The Johnson government lost its junior Justice Minister Wolfson over "repeated rule-breaking."  Meanwhile, reports suggested the prime minister will likely be fined a second time. However, sterling was unperturbed by these developments. It was extending yesterday's dramatic recovery. Sterling posted a key reversal yesterday by falling to new lows before rallying and settling above the previous day's high.

There was follow-through buying that lifted sterling to almost $1.3150 today. Yesterday, it recorded a low near $1.2975. The $1.3175-$1.3200 area may offer stronger resistance. The euro was also extending its recovery. Buying emerged yesterday ahead of $1.08. It reached a three-day high slightly below $1.0925. There was a 600-euro option at $1.0920 that expires today. Nearby resistance was seen around $1.0950.

America

US retail sales looked to have strengthened, but the devil was in the details. The median forecast (Bloomberg survey) saw retail sales rising 0.6% after a 0.3% gain in February. However, high price gasoline can again skew the data. Recall that the CPI figures showed an 18% rise in gasoline prices last month (which accounted for more than half of the 1.2% monthly gain).

What Bloomberg calls the control measure, which excludes food services, gasoline, autos, and building materials, is used by some economic models of GDP, which pick up those items through a different time series than the retail sales report.

After being crushed in February, falling 1.2%, the median in Bloomberg's survey calls of a 0.1% gain. The risk was that rising gasoline prices slammed discretionary purchases. 

Separately, import and export prices were expected to have continued to accelerate last month. Although export prices were rising faster than import prices, the US trade deficit deteriorated. The US reports weekly jobless claims. Revisions to the the seasonal adjustment may be exaggerating the recent decline, but the labor market remained tight in any event.

Business inventories were expected to have risen in February (~1.3%) after a 1.1% gain in January. While it would be strong, for GDP purposes the key was the change in the change, as it were. In Q1, business inventories grew by an average of about 1.7% a month.

The slower inventory growth is part of the slowing we anticipated in Q1. Lastly, the University of Michigan's consumer confidence measures are likely to have deteriorated, but it may be the inflation gauges that draw the most attention. Many economists suspect US CPI, especially the core measure, may have peaked.

The Bank of Canada delivered the much anticipated 50 bp hike yesterday. The market has fully priced in a 25 bp hike at the next meeting in early June. The risk seemed to be for another 50 bp hike. The central bank lifted the neutral rate to 2.50% from 2.25% and suggest that was where it was headed.

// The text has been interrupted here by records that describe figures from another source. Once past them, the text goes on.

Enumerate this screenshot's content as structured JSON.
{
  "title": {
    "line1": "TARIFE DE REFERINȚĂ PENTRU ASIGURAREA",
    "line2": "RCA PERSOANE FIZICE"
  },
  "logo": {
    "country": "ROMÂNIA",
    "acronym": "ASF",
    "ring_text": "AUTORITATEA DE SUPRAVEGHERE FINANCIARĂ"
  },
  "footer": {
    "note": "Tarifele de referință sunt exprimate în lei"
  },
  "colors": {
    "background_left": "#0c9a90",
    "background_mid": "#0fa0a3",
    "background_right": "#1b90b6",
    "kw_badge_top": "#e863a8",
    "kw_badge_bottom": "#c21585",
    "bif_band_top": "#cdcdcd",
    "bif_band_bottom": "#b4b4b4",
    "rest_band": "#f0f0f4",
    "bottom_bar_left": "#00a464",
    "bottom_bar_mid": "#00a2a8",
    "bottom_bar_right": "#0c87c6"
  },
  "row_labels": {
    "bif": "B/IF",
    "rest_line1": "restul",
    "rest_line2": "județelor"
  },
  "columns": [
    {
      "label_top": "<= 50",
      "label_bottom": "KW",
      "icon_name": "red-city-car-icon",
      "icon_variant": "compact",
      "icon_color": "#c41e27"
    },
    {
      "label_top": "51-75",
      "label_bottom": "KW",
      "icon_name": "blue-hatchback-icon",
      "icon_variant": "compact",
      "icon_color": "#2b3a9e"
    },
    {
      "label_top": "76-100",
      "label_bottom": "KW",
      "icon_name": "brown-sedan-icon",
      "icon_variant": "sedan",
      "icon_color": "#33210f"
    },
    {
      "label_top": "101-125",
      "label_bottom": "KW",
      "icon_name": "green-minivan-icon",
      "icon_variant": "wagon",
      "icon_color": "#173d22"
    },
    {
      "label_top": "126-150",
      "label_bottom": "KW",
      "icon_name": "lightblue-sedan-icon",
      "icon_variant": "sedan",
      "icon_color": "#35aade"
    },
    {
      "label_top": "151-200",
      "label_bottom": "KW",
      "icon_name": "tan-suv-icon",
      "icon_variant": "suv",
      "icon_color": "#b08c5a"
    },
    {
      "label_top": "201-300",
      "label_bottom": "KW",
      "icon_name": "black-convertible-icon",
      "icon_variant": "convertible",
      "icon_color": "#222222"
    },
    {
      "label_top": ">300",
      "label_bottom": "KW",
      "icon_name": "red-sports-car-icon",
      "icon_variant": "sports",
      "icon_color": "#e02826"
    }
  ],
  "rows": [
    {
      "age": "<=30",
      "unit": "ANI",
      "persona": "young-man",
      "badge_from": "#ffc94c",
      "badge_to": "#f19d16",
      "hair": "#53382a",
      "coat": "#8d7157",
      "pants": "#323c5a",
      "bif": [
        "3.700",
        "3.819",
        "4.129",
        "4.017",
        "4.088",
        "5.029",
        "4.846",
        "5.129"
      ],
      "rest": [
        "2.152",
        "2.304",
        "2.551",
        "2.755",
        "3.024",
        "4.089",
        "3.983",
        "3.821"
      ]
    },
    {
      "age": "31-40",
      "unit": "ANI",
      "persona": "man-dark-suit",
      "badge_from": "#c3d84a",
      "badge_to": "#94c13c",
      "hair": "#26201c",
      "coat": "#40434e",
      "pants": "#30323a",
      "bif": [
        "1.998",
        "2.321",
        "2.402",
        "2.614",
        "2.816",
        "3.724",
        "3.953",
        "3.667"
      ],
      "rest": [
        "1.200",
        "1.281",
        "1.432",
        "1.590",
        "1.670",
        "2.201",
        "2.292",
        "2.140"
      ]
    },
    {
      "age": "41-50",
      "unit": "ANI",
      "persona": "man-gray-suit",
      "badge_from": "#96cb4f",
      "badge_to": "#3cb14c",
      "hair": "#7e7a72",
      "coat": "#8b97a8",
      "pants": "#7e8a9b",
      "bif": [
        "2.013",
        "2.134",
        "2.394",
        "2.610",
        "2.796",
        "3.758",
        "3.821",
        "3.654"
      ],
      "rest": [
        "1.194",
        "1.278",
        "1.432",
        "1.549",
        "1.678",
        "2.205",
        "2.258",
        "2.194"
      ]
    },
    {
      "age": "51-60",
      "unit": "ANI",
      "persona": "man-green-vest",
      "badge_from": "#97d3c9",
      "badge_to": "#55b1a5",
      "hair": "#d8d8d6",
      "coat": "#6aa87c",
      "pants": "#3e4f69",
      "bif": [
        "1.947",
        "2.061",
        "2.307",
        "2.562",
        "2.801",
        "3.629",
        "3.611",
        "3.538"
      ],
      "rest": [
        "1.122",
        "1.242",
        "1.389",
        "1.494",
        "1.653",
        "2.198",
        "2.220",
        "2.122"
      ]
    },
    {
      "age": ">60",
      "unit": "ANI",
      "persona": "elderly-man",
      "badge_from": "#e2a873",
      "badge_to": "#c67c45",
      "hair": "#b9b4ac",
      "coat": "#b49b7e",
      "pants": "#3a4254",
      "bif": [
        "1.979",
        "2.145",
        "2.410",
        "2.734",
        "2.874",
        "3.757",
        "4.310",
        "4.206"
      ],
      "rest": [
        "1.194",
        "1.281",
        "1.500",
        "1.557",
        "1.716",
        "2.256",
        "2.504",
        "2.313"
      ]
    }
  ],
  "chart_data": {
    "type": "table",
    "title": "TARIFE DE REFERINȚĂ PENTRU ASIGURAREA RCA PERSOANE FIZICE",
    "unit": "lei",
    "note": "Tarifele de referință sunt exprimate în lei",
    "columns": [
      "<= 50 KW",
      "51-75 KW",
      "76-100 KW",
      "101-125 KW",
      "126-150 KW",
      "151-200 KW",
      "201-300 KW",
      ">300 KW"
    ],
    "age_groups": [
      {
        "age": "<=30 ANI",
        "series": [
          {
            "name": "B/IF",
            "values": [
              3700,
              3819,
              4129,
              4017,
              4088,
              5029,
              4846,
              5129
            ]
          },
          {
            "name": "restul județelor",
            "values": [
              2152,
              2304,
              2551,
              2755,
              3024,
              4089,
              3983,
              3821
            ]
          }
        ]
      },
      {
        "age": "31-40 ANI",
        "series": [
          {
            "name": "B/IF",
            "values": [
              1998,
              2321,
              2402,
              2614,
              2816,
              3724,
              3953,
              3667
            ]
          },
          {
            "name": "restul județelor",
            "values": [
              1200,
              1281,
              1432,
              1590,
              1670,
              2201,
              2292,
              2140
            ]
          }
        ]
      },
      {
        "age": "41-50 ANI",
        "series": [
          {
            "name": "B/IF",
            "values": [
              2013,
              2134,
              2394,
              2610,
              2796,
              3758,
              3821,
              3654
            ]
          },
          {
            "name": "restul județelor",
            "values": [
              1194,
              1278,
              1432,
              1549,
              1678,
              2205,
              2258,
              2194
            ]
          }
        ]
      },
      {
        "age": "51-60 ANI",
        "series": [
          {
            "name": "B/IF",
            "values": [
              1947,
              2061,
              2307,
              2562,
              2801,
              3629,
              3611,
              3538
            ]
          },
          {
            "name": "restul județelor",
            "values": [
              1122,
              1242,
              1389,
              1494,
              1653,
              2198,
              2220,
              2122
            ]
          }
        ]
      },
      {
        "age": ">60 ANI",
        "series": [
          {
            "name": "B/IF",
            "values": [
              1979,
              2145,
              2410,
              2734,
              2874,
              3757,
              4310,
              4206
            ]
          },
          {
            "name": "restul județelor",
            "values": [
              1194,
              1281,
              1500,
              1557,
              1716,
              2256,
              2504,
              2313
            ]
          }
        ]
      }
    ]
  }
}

It lifted its inflation forecasts. It now expects CPI to average 5.3% this year, up from the 4.2% forecast in January. Next year's forecast was lifted to 2.8% from 2.3%. Also, as anticipated, the Bank of Canada will stop recycling maturing proceeds and allow its balance sheet to shrink. Over the next 12-months about a quarter of the bonds bought on net basis during the pandemic (C$350 bln) will roll-off.

The US dollar posted a key downside reversal against the Canadian dollar yesterday and follow-through selling was seen. Initially the greenback made new highs for the move to around CAD1.2675 yesterday before turning around and settled below the previous session's low (~CAD1.2580). It was sold to around CAD1.2540 today, which was the (50%) retracement of the greenback's rally off the Apr. 4 low for the year near CAD1.2400. The next retracement (61.8%) was closer to CAD1.2500.

The Mexican peso's run was getting stretched. It managed to extend the most recent streak to a fifth consecutive advance yesterday, but the upticks were getting harder to secure. The peso was better offered today, with the dollar near MXN19.80. Initial resistance may be in the MXN19.88-MXN19.92 area.